Before reading this post, you MUST read the recent, short article by Doug Glanville of the New York Times. Otherwise, this post will be coming out of FAR left field... Click on the link below to view the article, then read my post. Please leave a comment if anything in either article gets your wheels turning.
That's an on-point article! While I am only a legend in my own mind (a true minor leaguer), I have tasted what he's talking about while on tour. I learned a WHOLE LOT about how your placement, or image, or status, can dictate how (and how many) people treat you. I can't tell you how many times I have been completely invisible to a female (or male) until AFTER I get off stage, even when I'm not the headliner or a main part of the show. It feels like there is some weird transitive property of fame and status.

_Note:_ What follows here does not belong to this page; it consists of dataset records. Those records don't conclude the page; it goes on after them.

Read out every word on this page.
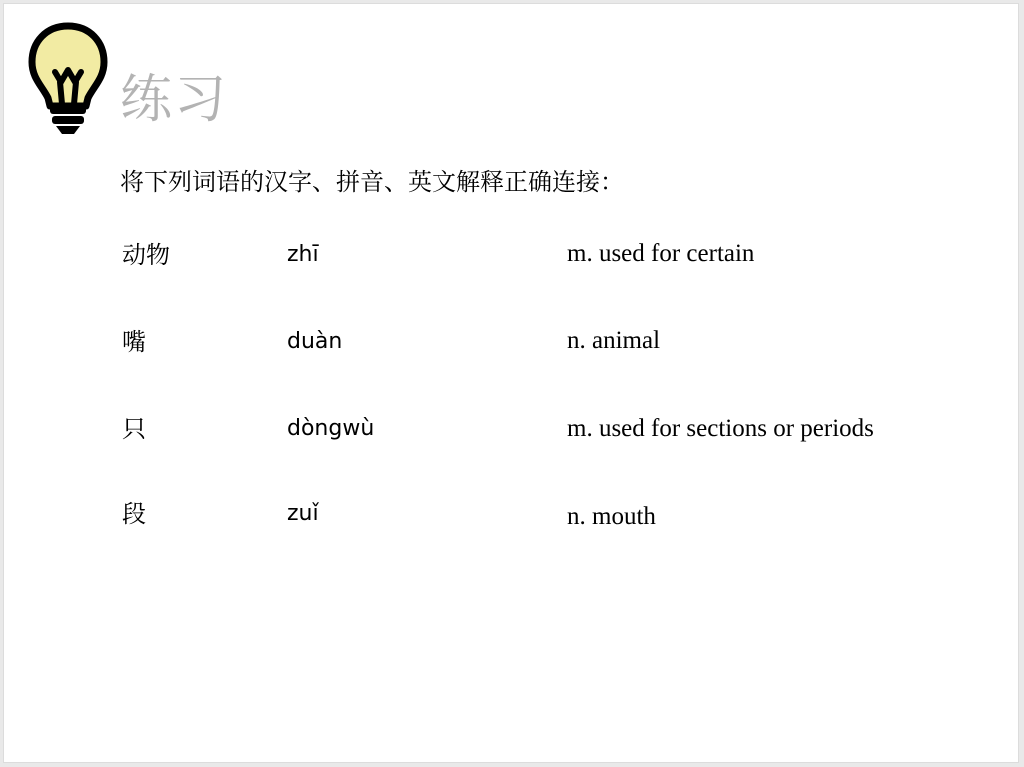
练习
将下列词语的汉字、拼音、英文解释正确连接：
动物
嘴
只
段
zhī
duàn
dòngwù
zuǐ
m. used for certain
n. animal
m. used for sections or periods
n. mouth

I've also watched colleagues use that status to get virtually anything and everything for free while on the road, including meals, drugs, sex, lodging, attention, etc. It didn't take me long to appreciate the path of destruction that is left in the wake. As more and more bridges get burned, and more and more friends are revealed to be just acquaintances, the person with the status pays the ultimate price... they are left empty.
It's feels good to be traveling, but to not be "on tour." In the last few weeks I've sat in a dozen different clubs, listened to a dozen different bands, and met dozens of people. The vast majority of them have no idea that I've performed in front of thousands of people, with some of their favorite artists. I would like to do some shows here before I leave, but I'm not in any rush. I find myself wondering which people, if any, will suddenly take an interest in me once I step off stage... and what their motivations will be.
In the meantime, I'm enjoying just listening to the band, and giving them their props after the show. I guess I'd rather be a groupie, than be groupied.